Dans la rencontre, inéluctable et déjà décidée, avec le grand révolutionnaire latino-américain, le Saint-Père ne trouvera ni un converti, ni quelqu'un en passe de conversion, mais un homme profondément informé au sujet de la religion et convaincu d'être, à sa façon, un disciple du Christ. Parce que Castro considère que la révolution cubaine a sauvé le peuple de la faim et la terrible dictature de Fulgencio Batista, redonnant une dignité égale à tous, un geste profondément religieux.
Fidel, vieux et sans doute pas en grande forme physique, ne vit pas l'automne du patriarche, mais fait une certaine auto-critique sur le passé et les excès de son régime. Il est prêt à voir, et même à revoir. L'entrevue entre lui et le Pape ne sera pas brève. Fidel a un grand désir de rencontrer le pape Benoît XVI [ma non certo con lo spirito dell’Innominato col cardinal Federigo] (ndt: il s'agit sans doute d'une allusion au roman de Manzoni "I promessi Sposi", mais j'avoue mon ignorance, cf. it.wikipedia.org/wiki/Federico_Borromeo ).

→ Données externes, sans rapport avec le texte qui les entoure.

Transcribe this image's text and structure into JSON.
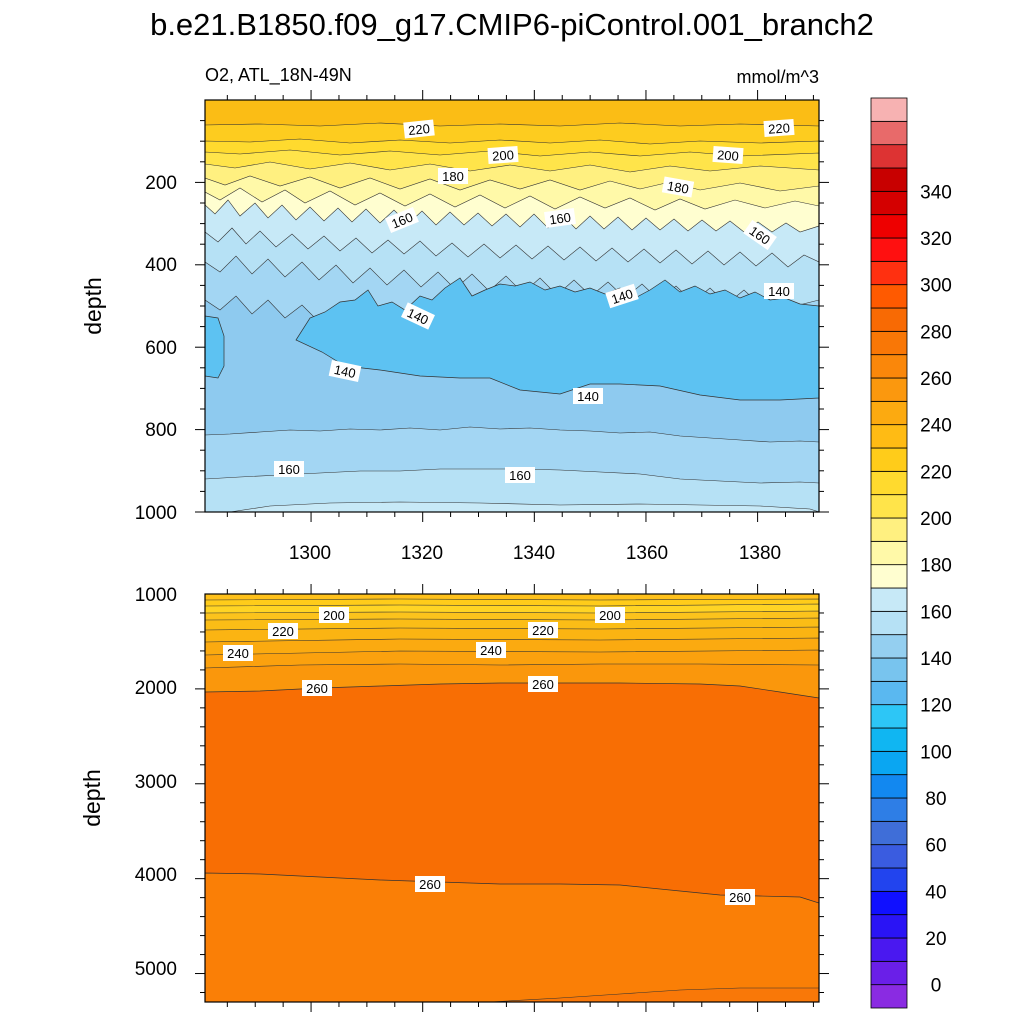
{
  "title": "b.e21.B1850.f09_g17.CMIP6-piControl.001_branch2",
  "chart_data": [
    {
      "type": "contour",
      "panel": "upper",
      "left_string": "O2, ATL_18N-49N",
      "right_string": "mmol/m^3",
      "ylabel": "depth",
      "xlabel": "",
      "x_range": [
        1281,
        1391
      ],
      "y_range": [
        1000,
        0
      ],
      "x_ticks": [
        1300,
        1320,
        1340,
        1360,
        1380
      ],
      "y_ticks": [
        200,
        400,
        600,
        800,
        1000
      ],
      "contour_labels": [
        {
          "text": "220",
          "x": 1320,
          "y": 110,
          "angle": -6
        },
        {
          "text": "220",
          "x": 1381,
          "y": 108,
          "angle": -4
        },
        {
          "text": "200",
          "x": 1333,
          "y": 175,
          "angle": -4
        },
        {
          "text": "200",
          "x": 1366,
          "y": 178,
          "angle": 4
        },
        {
          "text": "180",
          "x": 1326,
          "y": 235,
          "angle": 0
        },
        {
          "text": "180",
          "x": 1365,
          "y": 250,
          "angle": 10
        },
        {
          "text": "160",
          "x": 1317,
          "y": 285,
          "angle": -22
        },
        {
          "text": "160",
          "x": 1344,
          "y": 285,
          "angle": -8
        },
        {
          "text": "160",
          "x": 1374,
          "y": 325,
          "angle": 35
        },
        {
          "text": "140",
          "x": 1318,
          "y": 540,
          "angle": 25
        },
        {
          "text": "140",
          "x": 1359,
          "y": 488,
          "angle": -18
        },
        {
          "text": "140",
          "x": 1380,
          "y": 470,
          "angle": 0
        },
        {
          "text": "140",
          "x": 1304,
          "y": 655,
          "angle": 12
        },
        {
          "text": "140",
          "x": 1349,
          "y": 715,
          "angle": 0
        },
        {
          "text": "160",
          "x": 1297,
          "y": 915,
          "angle": 0
        },
        {
          "text": "160",
          "x": 1345,
          "y": 920,
          "angle": 0
        }
      ]
    },
    {
      "type": "contour",
      "panel": "lower",
      "ylabel": "depth",
      "xlabel": "",
      "x_range": [
        1281,
        1391
      ],
      "y_range": [
        5300,
        1000
      ],
      "y_ticks": [
        1000,
        2000,
        3000,
        4000,
        5000
      ],
      "contour_labels": [
        {
          "text": "200",
          "x": 1303,
          "y": 1220
        },
        {
          "text": "200",
          "x": 1360,
          "y": 1220
        },
        {
          "text": "220",
          "x": 1294,
          "y": 1380
        },
        {
          "text": "220",
          "x": 1342,
          "y": 1370
        },
        {
          "text": "240",
          "x": 1287,
          "y": 1630
        },
        {
          "text": "240",
          "x": 1336,
          "y": 1600
        },
        {
          "text": "260",
          "x": 1300,
          "y": 2020
        },
        {
          "text": "260",
          "x": 1342,
          "y": 1980
        },
        {
          "text": "260",
          "x": 1319,
          "y": 4120
        },
        {
          "text": "260",
          "x": 1374,
          "y": 4260
        }
      ]
    }
  ],
  "colorbar": {
    "labels": [
      "0",
      "20",
      "40",
      "60",
      "80",
      "100",
      "120",
      "140",
      "160",
      "180",
      "200",
      "220",
      "240",
      "260",
      "280",
      "300",
      "320",
      "340"
    ],
    "colors": [
      "#8a2be2",
      "#6a1fe8",
      "#4a18f0",
      "#2a14f5",
      "#1010ff",
      "#2244ee",
      "#3a5ce0",
      "#3f6ed8",
      "#2e7ee6",
      "#1288f0",
      "#0aa6f2",
      "#10b6f2",
      "#2dc6f6",
      "#5ab8f0",
      "#78c4ee",
      "#94cff0",
      "#b6e1f5",
      "#c7e9f7",
      "#fffed0",
      "#fff9a8",
      "#fff080",
      "#ffe44a",
      "#ffda2e",
      "#ffcc1a",
      "#ffbb14",
      "#fcaa10",
      "#fb980e",
      "#fa870a",
      "#f97706",
      "#f86a04",
      "#ff5a00",
      "#ff3010",
      "#ff1010",
      "#ee0000",
      "#d40000",
      "#c80000",
      "#dd3333",
      "#e86a6a",
      "#f7b2b2"
    ]
  }
}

Cette angoisse de l'attente semble transmise au régime. Granma (cf. Granma souhaite la bienvenue au Pape) , l'organe du Parti communiste, le 12 mars dernier a consacré un «religieux» éditorial de bienvenue au visiteur qui sera à Cuba du 26 au 28 Mars: «Notre pays se sentira honoré d'accueillir Sa Sainteté, de l'héberger, de lui démontrer le patriotisme, la culture et la vision solidaire et humaine des cubains».
En citant le 400e anniversaire de l'apparition de la Vierge de la Caridad del Cobre, la Patronne du pays, le chroniqueur a voulu rappeler le voyage, toujours en cours, de la statue de Notre-Dame, pèlerine à Cuba, «accompagnée par les croyants et les non-croyants».

Mais il y a encore autre chose dans l'actualité. Par décret du gouvernement, lors de la visite, les Cubains pourront s'absenter de leur travail pour assister aux cérémonies et ne perdront pas de salaire. La Havane a été nettoyée. Toutes les églises, les écoles et les paroisses sont en effervescence. L'Etat a réparé la cathédrale de Santiago de Cuba et l'archevêché. Les paroles du Ppe sur la nécessité de mettre fin au bout de 60 ans, au désormais inutile embargo américain, sont devenus un mantra répété continuellement par les journaux, la radio et la télévision.

Comme le dit Mgr Dionisio García Ibáñez, archevêque de Santiago de Cuba et président de la Conférence épiscopale, «la visite permettra de renforcer encore davantage les relations entre l'Église et le gouvernement».
Le voyage du Saint-Père a été bien organisé par la Secrétairerie d'Etat.
Le cardinal Bertone et son adjoint, Mgr Angelo Becciu, ancien nonce apostolique à Cuba, sont estimés par Raúl et Fidel Castro. Avec son voyage dans l'île, du 21 à 26 Février 2008, Bertone a obtenu de Raul, le président nouvellement élu, de faire un grand bond en avant pour la liberté et l'éducation religieuse. Becciu a depuis lors traité avec le régime, parlant avec Raúl, mais aussi avec Fidel, soutient-on à Cuba. C'est Becciu qui a préparé avec le Saint-Père, document après document, ce voyage au Mexique et à La Havane.
Y aura-t-il le miracle de la conversion de Fidel? Très probablement non.
Mais ceux qui ont la foi, même à Cuba, savent que les voies de Dieu sont infinies.